I was impressed with the size of the <XML2006> conference (a name that must have been chosen by a designer, not by anyone who has to write Web pages), which took place in Boston this week. Rooms were overflowing for many topics, indicating that several large industries and government bodies have settled on XML for document storage and automated text manipulation. Microsoft Office still seems the editor of choice for most people writing and editing documents. The poor XML output of Office is a major irritant.

Self-processing data

No one is more interested in XML processing than the XML specifications committees. Over the years they’ve entered ever narrower corridors in the specification maze, forging specifications that determine not only what XML stores, but how the stored data is processed. The most salient example is XSL, but I found two new ones at the conference.

I’ve never quite seen the need for XML-driven processing. Programmers have been quick to use their favorite procedural languages to parse and manipulate XML. What happens when the processing moves to XSL is that procedures are replaced by declarations. It’s a major shift in thinking for programmers to express their needs in declarations. The XSL goal of self-processing data (data that tells you how it’s meant to be processed) is a complex task.

The new efforts I heard of along these lines at <XML2006> were Remote Events for XML (REX) and the XML Processing Model (XProc). Like XSL, they take on tasks that have been done by languages outside XML for years, and put them between angle brackets.

REX deals with the activities that current Web pages perform through onclick and onsubmit functions, along with other activities that (from the point of view of the programmer) look like events. If this effort at standardization works, the JavaScript functions that respond to such events will be replaced by REX XML documents.

XProc is meant to replace build procedures, which are currently done through techniques ranging in sophistication from manual activities and Unix shell scripts to Ant or commercial business processing tools. XProc looks more procedural than declarative. One defines the types of processing (such as the use of XSLT) and then strings them together in an XML document.

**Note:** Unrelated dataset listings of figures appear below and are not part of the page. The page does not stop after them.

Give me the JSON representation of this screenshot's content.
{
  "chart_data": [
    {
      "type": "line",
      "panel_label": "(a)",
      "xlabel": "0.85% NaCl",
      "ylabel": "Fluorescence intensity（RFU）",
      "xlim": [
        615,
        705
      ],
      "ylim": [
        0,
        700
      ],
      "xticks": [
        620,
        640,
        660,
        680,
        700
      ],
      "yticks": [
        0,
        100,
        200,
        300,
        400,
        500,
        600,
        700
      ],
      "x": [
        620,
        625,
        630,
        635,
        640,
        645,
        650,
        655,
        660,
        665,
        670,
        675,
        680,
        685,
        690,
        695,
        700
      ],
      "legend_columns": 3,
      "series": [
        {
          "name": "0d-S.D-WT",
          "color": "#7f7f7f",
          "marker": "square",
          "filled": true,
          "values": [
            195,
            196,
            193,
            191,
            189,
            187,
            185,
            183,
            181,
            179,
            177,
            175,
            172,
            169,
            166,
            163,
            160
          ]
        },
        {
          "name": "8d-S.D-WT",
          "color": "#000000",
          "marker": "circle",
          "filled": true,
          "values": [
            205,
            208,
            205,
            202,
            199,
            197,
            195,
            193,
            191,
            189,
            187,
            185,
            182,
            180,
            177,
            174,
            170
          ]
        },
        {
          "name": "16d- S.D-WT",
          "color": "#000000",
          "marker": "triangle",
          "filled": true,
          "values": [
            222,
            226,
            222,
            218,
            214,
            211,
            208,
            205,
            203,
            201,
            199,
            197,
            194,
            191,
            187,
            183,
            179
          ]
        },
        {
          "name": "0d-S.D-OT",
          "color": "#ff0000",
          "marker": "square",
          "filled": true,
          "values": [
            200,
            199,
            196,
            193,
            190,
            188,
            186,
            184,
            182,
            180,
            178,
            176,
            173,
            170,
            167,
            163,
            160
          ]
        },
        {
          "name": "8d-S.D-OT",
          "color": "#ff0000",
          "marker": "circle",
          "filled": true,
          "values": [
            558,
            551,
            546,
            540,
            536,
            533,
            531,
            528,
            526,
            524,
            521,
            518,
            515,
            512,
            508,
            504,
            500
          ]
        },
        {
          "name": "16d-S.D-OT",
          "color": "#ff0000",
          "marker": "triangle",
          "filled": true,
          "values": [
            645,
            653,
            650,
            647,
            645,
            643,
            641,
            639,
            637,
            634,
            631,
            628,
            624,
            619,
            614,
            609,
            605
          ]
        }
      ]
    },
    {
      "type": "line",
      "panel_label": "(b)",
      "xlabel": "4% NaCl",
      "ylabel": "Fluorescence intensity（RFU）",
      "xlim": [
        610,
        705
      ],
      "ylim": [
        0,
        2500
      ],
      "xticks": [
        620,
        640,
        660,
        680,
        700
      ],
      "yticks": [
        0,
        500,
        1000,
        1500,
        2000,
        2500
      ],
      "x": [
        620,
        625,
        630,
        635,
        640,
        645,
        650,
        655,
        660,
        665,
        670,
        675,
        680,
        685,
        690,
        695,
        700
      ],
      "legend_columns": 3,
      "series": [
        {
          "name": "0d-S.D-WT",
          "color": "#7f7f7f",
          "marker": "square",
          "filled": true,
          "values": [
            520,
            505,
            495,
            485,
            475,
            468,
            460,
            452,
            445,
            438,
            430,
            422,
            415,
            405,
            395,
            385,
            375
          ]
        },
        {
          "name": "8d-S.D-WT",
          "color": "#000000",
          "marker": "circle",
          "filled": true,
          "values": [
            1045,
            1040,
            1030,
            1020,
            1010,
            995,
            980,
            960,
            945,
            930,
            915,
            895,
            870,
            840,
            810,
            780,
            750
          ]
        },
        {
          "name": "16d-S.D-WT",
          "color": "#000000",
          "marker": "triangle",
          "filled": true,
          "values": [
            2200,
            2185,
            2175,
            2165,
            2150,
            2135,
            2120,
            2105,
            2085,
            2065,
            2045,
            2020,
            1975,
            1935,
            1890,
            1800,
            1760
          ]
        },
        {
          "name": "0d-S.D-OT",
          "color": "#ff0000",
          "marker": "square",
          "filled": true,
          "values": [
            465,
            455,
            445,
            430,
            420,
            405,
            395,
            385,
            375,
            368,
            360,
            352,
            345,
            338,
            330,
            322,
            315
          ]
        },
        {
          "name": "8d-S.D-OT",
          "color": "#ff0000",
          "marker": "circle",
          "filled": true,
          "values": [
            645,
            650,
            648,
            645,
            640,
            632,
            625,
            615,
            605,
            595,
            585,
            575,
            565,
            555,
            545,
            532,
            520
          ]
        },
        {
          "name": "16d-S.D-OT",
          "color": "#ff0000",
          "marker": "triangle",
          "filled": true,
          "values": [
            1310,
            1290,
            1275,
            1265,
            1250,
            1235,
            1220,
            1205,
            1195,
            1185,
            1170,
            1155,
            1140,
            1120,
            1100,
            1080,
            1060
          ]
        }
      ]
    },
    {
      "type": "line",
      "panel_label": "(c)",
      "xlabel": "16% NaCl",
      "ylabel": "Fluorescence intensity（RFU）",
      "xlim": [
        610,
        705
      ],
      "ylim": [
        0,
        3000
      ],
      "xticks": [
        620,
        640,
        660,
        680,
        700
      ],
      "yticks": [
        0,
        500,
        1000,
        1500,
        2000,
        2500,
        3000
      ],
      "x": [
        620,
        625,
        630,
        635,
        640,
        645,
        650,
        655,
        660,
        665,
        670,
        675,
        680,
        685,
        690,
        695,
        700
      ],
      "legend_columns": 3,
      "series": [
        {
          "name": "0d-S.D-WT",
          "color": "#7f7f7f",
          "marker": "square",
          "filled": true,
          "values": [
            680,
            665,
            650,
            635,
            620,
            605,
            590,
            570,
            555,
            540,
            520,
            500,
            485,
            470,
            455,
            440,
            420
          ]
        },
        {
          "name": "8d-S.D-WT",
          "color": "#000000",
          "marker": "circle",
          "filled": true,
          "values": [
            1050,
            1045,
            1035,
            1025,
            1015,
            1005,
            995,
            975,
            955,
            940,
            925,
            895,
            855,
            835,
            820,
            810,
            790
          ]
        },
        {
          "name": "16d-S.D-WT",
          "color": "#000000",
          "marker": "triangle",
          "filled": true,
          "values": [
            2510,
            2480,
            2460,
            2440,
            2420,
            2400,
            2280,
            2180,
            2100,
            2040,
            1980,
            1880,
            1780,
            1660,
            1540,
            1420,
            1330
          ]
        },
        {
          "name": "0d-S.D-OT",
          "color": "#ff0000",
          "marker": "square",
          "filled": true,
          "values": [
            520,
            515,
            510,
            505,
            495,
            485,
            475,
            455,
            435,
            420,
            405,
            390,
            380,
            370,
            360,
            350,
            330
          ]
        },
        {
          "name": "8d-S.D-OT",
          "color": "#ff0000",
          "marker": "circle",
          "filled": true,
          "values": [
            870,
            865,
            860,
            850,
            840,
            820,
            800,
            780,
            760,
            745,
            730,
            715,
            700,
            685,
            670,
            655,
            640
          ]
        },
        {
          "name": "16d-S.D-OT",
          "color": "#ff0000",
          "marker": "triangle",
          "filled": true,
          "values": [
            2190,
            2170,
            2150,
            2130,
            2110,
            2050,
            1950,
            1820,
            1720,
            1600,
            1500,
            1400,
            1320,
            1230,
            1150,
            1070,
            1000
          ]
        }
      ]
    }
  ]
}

Norm Walsh, leader of the working group, was questioned heavily at his XProc presentation on why they want to duplicate so many other tools. As with other such specifications, the hope is to achieve more portability and predictability.

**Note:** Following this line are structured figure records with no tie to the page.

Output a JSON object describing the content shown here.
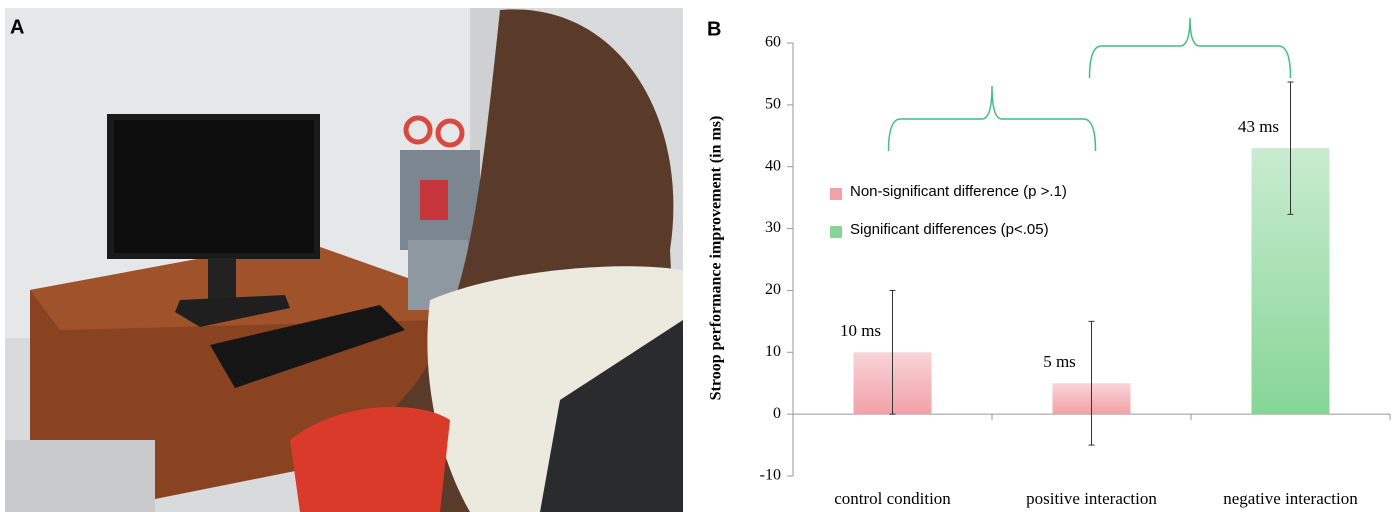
{
  "panel_labels": [
    "A",
    "B"
  ],
  "chart_data": {
    "type": "bar",
    "y_label": "Stroop performance improvement (in ms)",
    "categories": [
      "control condition",
      "positive interaction",
      "negative interaction"
    ],
    "values": [
      10,
      5,
      43
    ],
    "value_labels": [
      "10 ms",
      "5 ms",
      "43 ms"
    ],
    "errors": [
      10,
      10,
      10.7
    ],
    "colors": [
      "#f1a1a8",
      "#f1a1a8",
      "#86d596"
    ],
    "legend": [
      {
        "name": "Non-significant difference (p >.1)",
        "color": "#f1a1a8"
      },
      {
        "name": "Significant differences (p<.05)",
        "color": "#86d596"
      }
    ],
    "ylim": [
      -10,
      60
    ],
    "yticks": [
      -10,
      0,
      10,
      20,
      30,
      40,
      50,
      60
    ]
  }
}
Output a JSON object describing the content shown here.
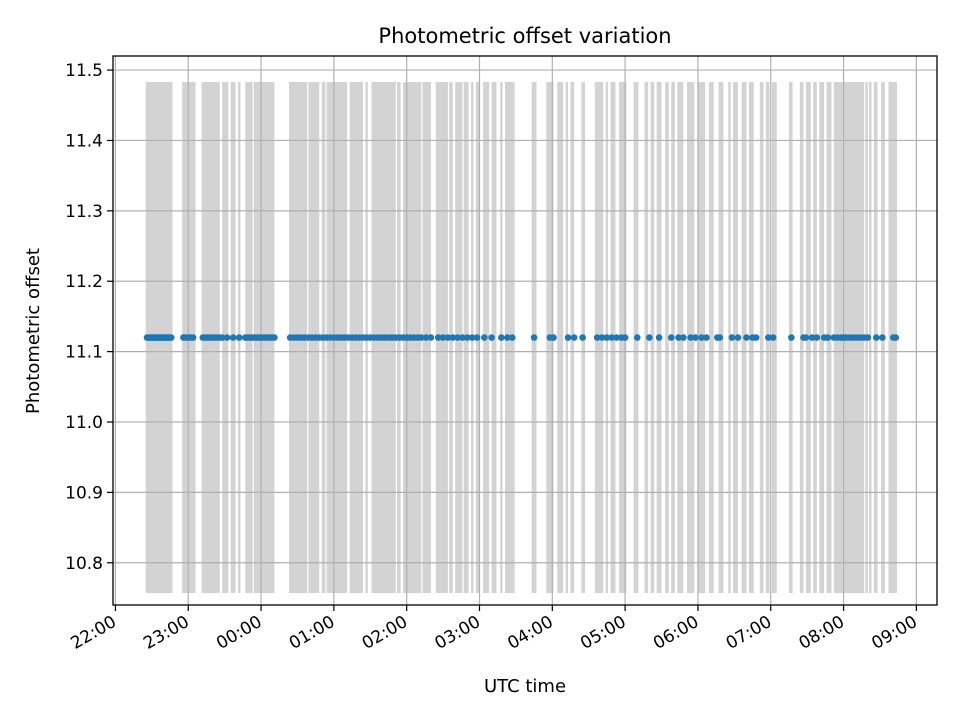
{
  "chart_data": {
    "type": "scatter",
    "title": "Photometric offset variation",
    "xlabel": "UTC time",
    "ylabel": "Photometric offset",
    "x_unit": "UTC time (HH:MM), night spanning midnight",
    "xlim": [
      "21:58",
      "09:17"
    ],
    "ylim": [
      10.74,
      11.52
    ],
    "x_ticks": [
      "22:00",
      "23:00",
      "00:00",
      "01:00",
      "02:00",
      "03:00",
      "04:00",
      "05:00",
      "06:00",
      "07:00",
      "08:00",
      "09:00"
    ],
    "y_ticks": [
      "10.8",
      "10.9",
      "11.0",
      "11.1",
      "11.2",
      "11.3",
      "11.4",
      "11.5"
    ],
    "grid": true,
    "series": [
      {
        "values": 11.12,
        "color": "#1f77b4",
        "x": [
          "22:26",
          "22:27",
          "22:28",
          "22:29",
          "22:30",
          "22:31",
          "22:32",
          "22:33",
          "22:34",
          "22:35",
          "22:36",
          "22:37",
          "22:38",
          "22:39",
          "22:40",
          "22:41",
          "22:42",
          "22:43",
          "22:44",
          "22:45",
          "22:46",
          "22:56",
          "22:58",
          "23:00",
          "23:02",
          "23:04",
          "23:12",
          "23:14",
          "23:16",
          "23:18",
          "23:20",
          "23:22",
          "23:24",
          "23:26",
          "23:28",
          "23:32",
          "23:37",
          "23:42",
          "23:47",
          "23:49",
          "23:51",
          "23:53",
          "23:55",
          "23:57",
          "23:59",
          "00:01",
          "00:03",
          "00:05",
          "00:07",
          "00:09",
          "00:11",
          "00:24",
          "00:27",
          "00:30",
          "00:33",
          "00:36",
          "00:39",
          "00:42",
          "00:45",
          "00:48",
          "00:51",
          "00:54",
          "00:57",
          "01:00",
          "01:03",
          "01:06",
          "01:09",
          "01:12",
          "01:15",
          "01:18",
          "01:21",
          "01:24",
          "01:27",
          "01:30",
          "01:33",
          "01:36",
          "01:39",
          "01:42",
          "01:45",
          "01:48",
          "01:51",
          "01:54",
          "01:57",
          "02:00",
          "02:03",
          "02:06",
          "02:09",
          "02:12",
          "02:16",
          "02:20",
          "02:26",
          "02:30",
          "02:34",
          "02:38",
          "02:42",
          "02:46",
          "02:50",
          "02:54",
          "02:58",
          "03:04",
          "03:10",
          "03:18",
          "03:23",
          "03:27",
          "03:45",
          "03:58",
          "04:01",
          "04:13",
          "04:18",
          "04:25",
          "04:37",
          "04:41",
          "04:45",
          "04:49",
          "04:53",
          "04:57",
          "05:00",
          "05:10",
          "05:20",
          "05:28",
          "05:38",
          "05:44",
          "05:48",
          "05:54",
          "05:58",
          "06:03",
          "06:07",
          "06:16",
          "06:18",
          "06:28",
          "06:33",
          "06:40",
          "06:45",
          "06:48",
          "06:58",
          "07:02",
          "07:17",
          "07:27",
          "07:29",
          "07:34",
          "07:38",
          "07:44",
          "07:47",
          "07:52",
          "07:55",
          "07:58",
          "08:00",
          "08:02",
          "08:05",
          "08:08",
          "08:11",
          "08:14",
          "08:17",
          "08:20",
          "08:27",
          "08:32",
          "08:41",
          "08:43"
        ]
      }
    ],
    "background_bands": {
      "color": "#d3d3d3",
      "y_range": [
        10.757,
        11.483
      ],
      "intervals": [
        [
          "22:25",
          "22:47"
        ],
        [
          "22:55",
          "23:06"
        ],
        [
          "23:11",
          "23:26"
        ],
        [
          "23:28",
          "23:33"
        ],
        [
          "23:35",
          "23:39"
        ],
        [
          "23:41",
          "23:43"
        ],
        [
          "23:47",
          "23:53"
        ],
        [
          "23:54",
          "00:11"
        ],
        [
          "00:23",
          "00:38"
        ],
        [
          "00:39",
          "00:48"
        ],
        [
          "00:50",
          "00:53"
        ],
        [
          "00:54",
          "01:11"
        ],
        [
          "01:13",
          "01:24"
        ],
        [
          "01:26",
          "01:28"
        ],
        [
          "01:31",
          "01:51"
        ],
        [
          "01:52",
          "01:55"
        ],
        [
          "01:57",
          "02:12"
        ],
        [
          "02:13",
          "02:20"
        ],
        [
          "02:24",
          "02:34"
        ],
        [
          "02:35",
          "02:38"
        ],
        [
          "02:40",
          "02:46"
        ],
        [
          "02:47",
          "02:51"
        ],
        [
          "02:53",
          "02:55"
        ],
        [
          "02:57",
          "03:00"
        ],
        [
          "03:03",
          "03:08"
        ],
        [
          "03:10",
          "03:14"
        ],
        [
          "03:17",
          "03:19"
        ],
        [
          "03:21",
          "03:29"
        ],
        [
          "03:43",
          "03:47"
        ],
        [
          "03:55",
          "04:01"
        ],
        [
          "04:04",
          "04:09"
        ],
        [
          "04:11",
          "04:13"
        ],
        [
          "04:15",
          "04:18"
        ],
        [
          "04:24",
          "04:27"
        ],
        [
          "04:35",
          "04:42"
        ],
        [
          "04:44",
          "04:46"
        ],
        [
          "04:48",
          "04:52"
        ],
        [
          "04:55",
          "05:01"
        ],
        [
          "05:07",
          "05:11"
        ],
        [
          "05:16",
          "05:19"
        ],
        [
          "05:21",
          "05:24"
        ],
        [
          "05:26",
          "05:30"
        ],
        [
          "05:33",
          "05:36"
        ],
        [
          "05:38",
          "05:41"
        ],
        [
          "05:43",
          "05:48"
        ],
        [
          "05:51",
          "05:57"
        ],
        [
          "06:00",
          "06:06"
        ],
        [
          "06:09",
          "06:13"
        ],
        [
          "06:17",
          "06:21"
        ],
        [
          "06:25",
          "06:27"
        ],
        [
          "06:29",
          "06:33"
        ],
        [
          "06:36",
          "06:40"
        ],
        [
          "06:42",
          "06:46"
        ],
        [
          "06:51",
          "06:54"
        ],
        [
          "06:56",
          "06:59"
        ],
        [
          "07:01",
          "07:05"
        ],
        [
          "07:15",
          "07:18"
        ],
        [
          "07:24",
          "07:27"
        ],
        [
          "07:29",
          "07:33"
        ],
        [
          "07:35",
          "07:38"
        ],
        [
          "07:40",
          "07:44"
        ],
        [
          "07:46",
          "07:50"
        ],
        [
          "07:52",
          "07:59"
        ],
        [
          "07:59",
          "08:17"
        ],
        [
          "08:18",
          "08:20"
        ],
        [
          "08:21",
          "08:23"
        ],
        [
          "08:25",
          "08:28"
        ],
        [
          "08:31",
          "08:34"
        ],
        [
          "08:37",
          "08:42"
        ],
        [
          "08:42",
          "08:44"
        ]
      ]
    }
  }
}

Skeptics about these new bricks in the XML edifice could do well to quote Douglas Crockford, the JavaScript expert who standardized JSON. In one of the deepest statements I heard at the conference, Doug said, “Being well-formed and valid is not the same as being correct and relevant.” In context, this meant that the automated processing done on XML documents was not the type of information programmers really need to worry about. Doug followed up by saying that ultimately, every application is responsible for validating its own data.

JSON

We are now no longer talking about XML in this blog; we have switched to the entirely different subject of JSON. JSON is a structured plain-text format that has no pretensions to being anything but a structured plain-text format; one couldn’t imagine a three-day conference about JSON.

Since it’s in widespread use, stable (Doug hasn’t even assigned a version number to the standard, because he doesn’t expect it to change), and thriving, the most urgent issue is getting his JSONRequest protocol implemented by browsers. He pointed out that mash-ups, because by definition they bypass the normal “Same Origin Policy” for web pages, are currently using nonsecure data transfer methods that leave browsers open to activities by untrusted sites. A JSONRequest would limit the data sent and received, notably by omitting client cookies.

It was gratifying to see that the JSON talk was one of those bringing an overflow crowd, who definitely had challenging questions but seemed highly interested.